A few months ago I was completely down as I thought I was going to have to accept that I would never run again.
My running buddy looked at me with pity when I talked about someday running again, as if I were in denial. But my physical therapist looked me in the eye and said, “Never, ever let anyone tell you that you can’t do something. I am confident that you will run again if you’re smart and take it one step at a time.”
Last night I was horribly nervous; I had a bad cold, sore throat and runny nose. I wondered if this was a smart thing to do for my ankle, even though I had no pain after my 30 minute run the day before. There was a 70% chance of rain for the entire next morning.
Fortunately, this morning I got up at 7 a.m. and braved the pouring rain in 50 degree weather. After seeing the forecast yesterday, I joked to friends that maybe there would be a “God” moment like in those tacky pictures where black clouds part and some sunny rays poke their way through just so I could have my 5k comeback.
I had my God moment. I woke up and my nose that has been running mercilessly for the past few days had stopped. I had no pounding sinus headache. The little guy in my life (who at 12 is now taller than me) was chipper and didn’t mind getting dressed in the dark and rain to go to the race site.
By the time they got ready to line up for his 1 mile race, which got shortened to a huge group 1/2 mile fun run, the sun was shining down, just on us. Someone was saying, “You can do this. ” My son got a very determined look on his face and decided that since it was only a half-mile, he would sprint the darn thing and get first in line. He got next to #1, a 16-something kid who looked built and born to run, and tried to pace with him for the first half. As usual, my little person got out of breath from not pacing himself, but still managed to pull out the stops and place 3rd boys and 5th overall. He was very proud of his first ribbon.
I have to admit that I HATE running in the rain. I’m afraid I’ll trip on a leaf and go splat. I hate having my shoes go squish squish squish, especially when I’ve paid an awful lot for specialized Asics. But today I was so psyched to finish 5k (the farthest I’d gone was 30 minutes two days ago), that I got out there and did it. And I did, in just over 35 minutes. I didn’t push my pace at all, but just plugged away and didn’t walk at all. No pain, but I definitely felt the distance was greater than I had run recently.
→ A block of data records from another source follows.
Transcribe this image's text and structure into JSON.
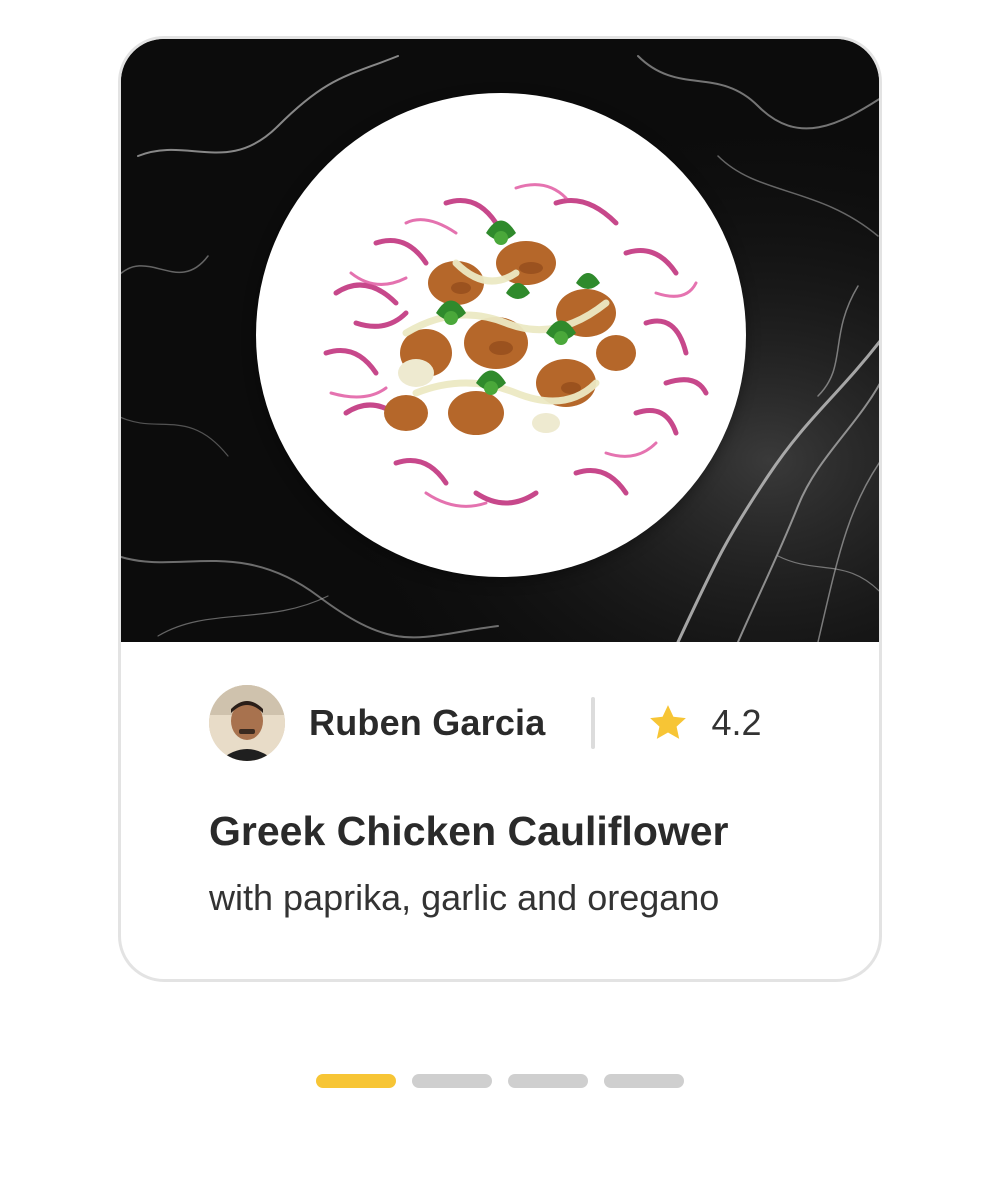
{
  "recipe": {
    "author_name": "Ruben Garcia",
    "rating": "4.2",
    "title": "Greek Chicken Cauliflower",
    "subtitle": "with paprika, garlic and oregano",
    "icons": {
      "rating": "star-icon",
      "author": "avatar"
    }
  },
  "pager": {
    "total_pages": 4,
    "active_index": 0
  },
  "colors": {
    "accent": "#f7c535",
    "inactive_dot": "#cfcfcf",
    "card_border": "#e3e3e3",
    "text_primary": "#2a2a2a"
  }
}
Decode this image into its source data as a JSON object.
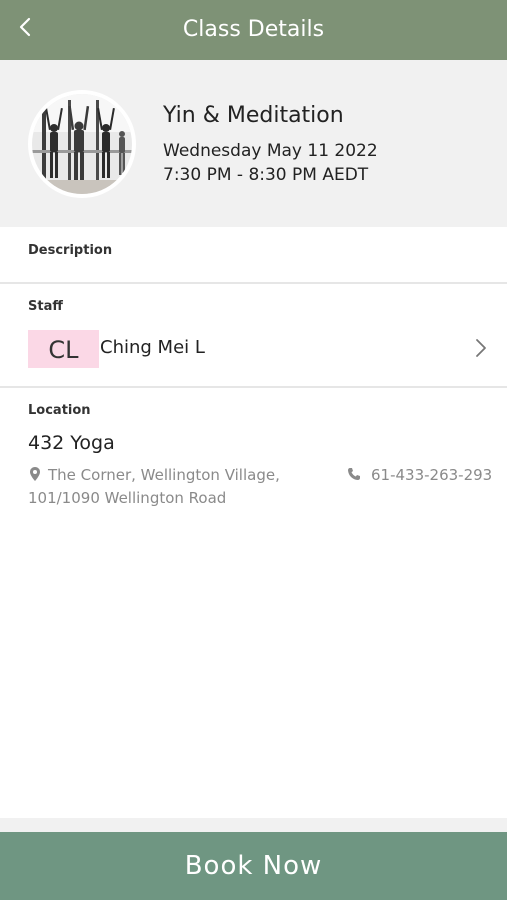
{
  "header": {
    "title": "Class Details",
    "back_icon": "chevron-left-icon"
  },
  "class": {
    "name": "Yin & Meditation",
    "date": "Wednesday May 11 2022",
    "time": "7:30 PM - 8:30 PM AEDT"
  },
  "description": {
    "label": "Description"
  },
  "staff": {
    "label": "Staff",
    "initials": "CL",
    "name": "Ching Mei L"
  },
  "location": {
    "label": "Location",
    "name": "432 Yoga",
    "address_line1": "The Corner, Wellington Village,",
    "address_line2": "101/1090 Wellington Road",
    "phone": "61-433-263-293"
  },
  "actions": {
    "book_label": "Book Now"
  },
  "colors": {
    "header_bg": "#7e9276",
    "book_button_bg": "#6f9682",
    "initials_bg": "#fbd8e6",
    "card_bg": "#f1f1f1"
  }
}
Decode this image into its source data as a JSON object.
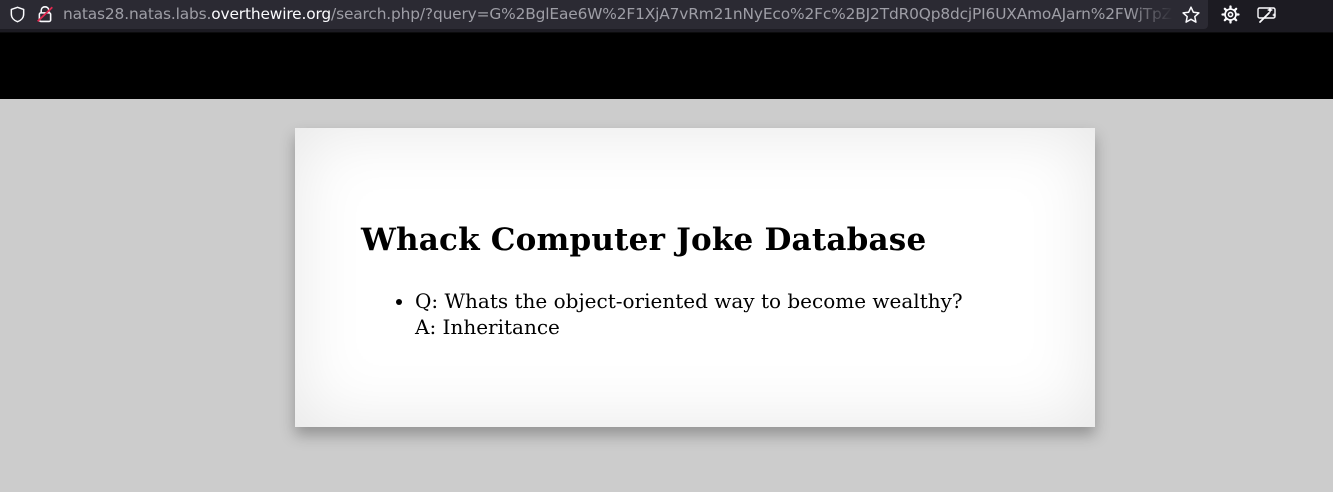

I noticed while running that there were lots of little kids running with their parents. This was an event to raise money for the Iowa City Public Schools, so it was no surprise. Some of the parents had shocking attitudes to me, though. Obviously most of them had not trained (parents included, but especially the kids). Some parents were wisely telling their kids to pace themselves so they could get through the whole thing, but some were pretty rough on their little ones.
I admit it’s a hard call between wanting your kid to succeed and not wanting them to quit, but there are gentle ways to push them. When a kid has tears streaming down their face, it might be time to slow down or walk it a little to let them catch their breath so they can feel in control. But some parents were admonishing them for being “babies” or telling them, “No, our walk time is up.” This was at a 10-11 minute mile pace. CHILL PEOPLE! I wonder what those same parents were doing when they were 6-10. Probably not running a complete 5k. When he was 5-8, I would always tell my little one to think about how much closer we were getting to pancakes, or make up fun games like, “Let’s skip for a block.” He usually pulled out the stops and smoked me at the end, but I never minded looping back in a race to make sure he was o.k. or walking a little with him. It wasn’t about me; it was about making sure he was confident and having fun.
The only being in our family that is not happy today is my running buddy Rose. She got left behind as I knew there would be a crowd for this run and she’s not a rain dog. But we got in such a good run on Friday that she immediately collapsed on the couch. Rose, there will be more of these!
We sure did have some family fun today, and I heard my little big guy tell my mom on the phone that I did great. That made me even happier to know that he realized how important it was to me to comeback, and that he values my love of running as much as I do. He may not end up a runner, but he knows that if you really want something, and work to make it happen, it will probably all work out. Thanks to all my friends, even those who slept through the race and called me after (YEAH, YOU KNOW WHO YOU ARE, CANDY ASS!), for their love and support! We had a great brunch and talked of fitness plans. I can’t wait to see what the future will bring!